O compromisso parece ser a melhor maneira de desarmar o impasse,
mas é preciso consignar que o Brasil
não está nem legal nem moralmente
obrigado a abrir Resende à devassa
da AIEA. Embora o país seja signatário do Tratado de Não-Proliferação
Nuclear (TNP), não o é do Protocolo
Adicional ao acordo, que prevê vistorias irrestritas e intempestivas.

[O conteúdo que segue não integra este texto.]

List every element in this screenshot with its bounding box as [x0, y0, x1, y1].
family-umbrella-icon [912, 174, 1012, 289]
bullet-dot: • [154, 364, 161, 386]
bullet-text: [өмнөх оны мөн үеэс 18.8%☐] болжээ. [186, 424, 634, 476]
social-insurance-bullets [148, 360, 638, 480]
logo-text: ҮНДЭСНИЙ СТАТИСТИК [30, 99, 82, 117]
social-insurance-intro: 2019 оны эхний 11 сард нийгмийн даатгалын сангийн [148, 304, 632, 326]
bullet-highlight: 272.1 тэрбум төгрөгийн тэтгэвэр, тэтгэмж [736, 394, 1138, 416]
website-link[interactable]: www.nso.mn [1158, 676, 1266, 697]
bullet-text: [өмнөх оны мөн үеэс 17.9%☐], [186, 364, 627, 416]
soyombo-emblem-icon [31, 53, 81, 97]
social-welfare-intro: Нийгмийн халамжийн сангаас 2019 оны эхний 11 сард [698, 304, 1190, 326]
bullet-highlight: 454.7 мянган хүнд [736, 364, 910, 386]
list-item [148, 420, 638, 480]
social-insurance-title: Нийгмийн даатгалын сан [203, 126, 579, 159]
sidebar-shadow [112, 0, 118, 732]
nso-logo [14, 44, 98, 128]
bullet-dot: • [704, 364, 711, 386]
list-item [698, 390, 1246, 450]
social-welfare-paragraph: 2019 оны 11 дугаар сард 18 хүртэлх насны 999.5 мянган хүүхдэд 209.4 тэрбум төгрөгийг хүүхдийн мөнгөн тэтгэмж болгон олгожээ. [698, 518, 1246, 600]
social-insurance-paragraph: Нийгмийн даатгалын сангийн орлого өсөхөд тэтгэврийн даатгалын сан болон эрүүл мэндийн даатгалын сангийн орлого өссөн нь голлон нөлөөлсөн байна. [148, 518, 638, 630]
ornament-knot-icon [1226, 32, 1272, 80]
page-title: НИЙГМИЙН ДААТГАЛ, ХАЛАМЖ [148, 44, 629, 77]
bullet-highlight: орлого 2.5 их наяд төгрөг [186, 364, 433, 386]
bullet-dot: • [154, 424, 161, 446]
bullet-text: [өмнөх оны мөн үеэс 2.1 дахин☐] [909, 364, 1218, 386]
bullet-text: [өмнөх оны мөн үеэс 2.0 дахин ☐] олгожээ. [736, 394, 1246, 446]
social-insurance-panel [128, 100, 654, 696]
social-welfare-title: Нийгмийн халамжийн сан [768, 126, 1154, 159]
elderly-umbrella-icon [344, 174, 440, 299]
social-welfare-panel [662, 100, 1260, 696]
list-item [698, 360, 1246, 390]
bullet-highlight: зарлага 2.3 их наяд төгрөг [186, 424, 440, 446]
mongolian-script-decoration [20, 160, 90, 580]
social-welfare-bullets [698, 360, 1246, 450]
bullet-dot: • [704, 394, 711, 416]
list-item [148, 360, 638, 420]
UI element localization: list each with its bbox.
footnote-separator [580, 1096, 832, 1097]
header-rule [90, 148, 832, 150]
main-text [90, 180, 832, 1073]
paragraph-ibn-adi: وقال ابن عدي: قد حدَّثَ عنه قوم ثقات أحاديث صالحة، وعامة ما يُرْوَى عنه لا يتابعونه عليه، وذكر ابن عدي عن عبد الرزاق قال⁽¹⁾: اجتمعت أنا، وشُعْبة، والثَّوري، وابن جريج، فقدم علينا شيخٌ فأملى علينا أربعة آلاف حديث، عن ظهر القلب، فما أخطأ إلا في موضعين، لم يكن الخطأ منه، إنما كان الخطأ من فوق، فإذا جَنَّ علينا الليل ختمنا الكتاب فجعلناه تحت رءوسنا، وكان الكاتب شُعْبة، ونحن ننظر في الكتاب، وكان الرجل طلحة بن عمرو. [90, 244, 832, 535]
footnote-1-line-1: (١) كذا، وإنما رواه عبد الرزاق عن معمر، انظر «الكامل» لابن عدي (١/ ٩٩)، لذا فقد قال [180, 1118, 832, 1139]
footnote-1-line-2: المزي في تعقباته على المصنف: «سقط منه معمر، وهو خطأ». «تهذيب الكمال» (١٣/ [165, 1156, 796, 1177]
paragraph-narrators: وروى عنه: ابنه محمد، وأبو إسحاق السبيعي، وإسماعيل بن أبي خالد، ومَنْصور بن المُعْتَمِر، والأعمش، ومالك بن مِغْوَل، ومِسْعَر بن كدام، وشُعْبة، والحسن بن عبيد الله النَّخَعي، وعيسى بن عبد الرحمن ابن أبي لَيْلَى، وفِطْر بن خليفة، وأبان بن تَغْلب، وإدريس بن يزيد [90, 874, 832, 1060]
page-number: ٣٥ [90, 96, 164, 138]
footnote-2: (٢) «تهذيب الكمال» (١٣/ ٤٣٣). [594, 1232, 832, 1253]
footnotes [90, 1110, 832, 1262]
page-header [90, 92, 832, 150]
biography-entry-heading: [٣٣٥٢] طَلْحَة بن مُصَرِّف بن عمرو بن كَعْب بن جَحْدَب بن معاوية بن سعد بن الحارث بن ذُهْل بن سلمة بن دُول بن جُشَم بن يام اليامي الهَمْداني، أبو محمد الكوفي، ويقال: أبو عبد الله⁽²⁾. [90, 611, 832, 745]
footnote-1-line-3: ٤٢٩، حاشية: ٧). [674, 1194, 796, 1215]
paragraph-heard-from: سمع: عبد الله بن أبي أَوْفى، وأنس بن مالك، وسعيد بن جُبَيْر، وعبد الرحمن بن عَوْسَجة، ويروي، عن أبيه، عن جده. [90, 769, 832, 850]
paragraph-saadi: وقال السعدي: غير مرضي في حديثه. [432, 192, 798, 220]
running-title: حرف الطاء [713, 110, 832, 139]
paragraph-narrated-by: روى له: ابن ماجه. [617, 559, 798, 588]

O argumento brandido pelo governo brasileiro de que está protegendo
segredos industriais na área de ultracentrifugação é defensável, mas não
vai muito longe. Resende não encerra nenhuma revolução tecnológica e,
se alguma potência quisesse de fato
descobrir detalhes do sistema -se é
que já não o fez-, teria vários outros
caminhos para seguir.
No mais, a preocupação que alguns países possam ter com a eventual utilização bélica do enriquecimento do urânio pelo Brasil não se
justifica. A Constituição só permite a
utilização da energia nuclear para
fins pacíficos e não se sustenta a
idéia fantasiosa de que o país seria
uma potencial ameaça nuclear.
Desde que em decisão soberana, o
Brasil poderia perfeitamente subscrever o Protocolo Adicional. Para assiná-lo, contudo, seria razoável cobrar contrapartidas de outros países,
notadamente daqueles que fazem
parte do restrito grupo de membros
nucleares do TNP.
Esse acordo é marcado por assimetrias que precisam ser mais bem discutidas. Por que apenas EUA, Rússia, Reino Unido, França e China deveriam ter o direito de possuir armas
atômicas? É claro que quanto menos
países mantiverem bombas nucleares melhor para o mundo, pois se reduzem os riscos de que esses artefatos sejam utilizados proposital ou
inopinadamente. Mas esse raciocínio pragmático não deve de modo algum legitimar o fosso jurídico que o
TNP pretende eternizar ao estabelecer duas categorias de nação -as detentoras de armas e as que jamais poderiam desenvolvê-las.
O desfile de hipocrisias nas adjacências do tratado se agrava quando
se consideram os países que mantêm a bomba extra-oficialmente: Israel, Índia e Paquistão, que jamais
aderiram ao acordo. Por que os EUA
e seus aliados pressionam o Irã para
encerrar o seu programa nuclear e ignoram os artefatos israelenses? Por
que ameaçam a Coréia do Norte, que
se retirou do TNP, o que, em tese, lhe
dá o direito de possuir armas, e não
demonstram o mesmo empenho
nos casos da Índia e do Paquistão?
O Brasil, como um país pacífico,
deve permanecer no TNP. É preciso,
porém, vincular a assinatura do Protocolo Adicional a avanços concretos
nos objetivos de desarmamento, como a definição de um cronograma
para o desmantelamento dos arsenais nucleares. A existência de duas
categorias de países -alguns com
direito a armas e outros sem- só
pode ser admitida como excepcional
e transitória, jamais como definitiva.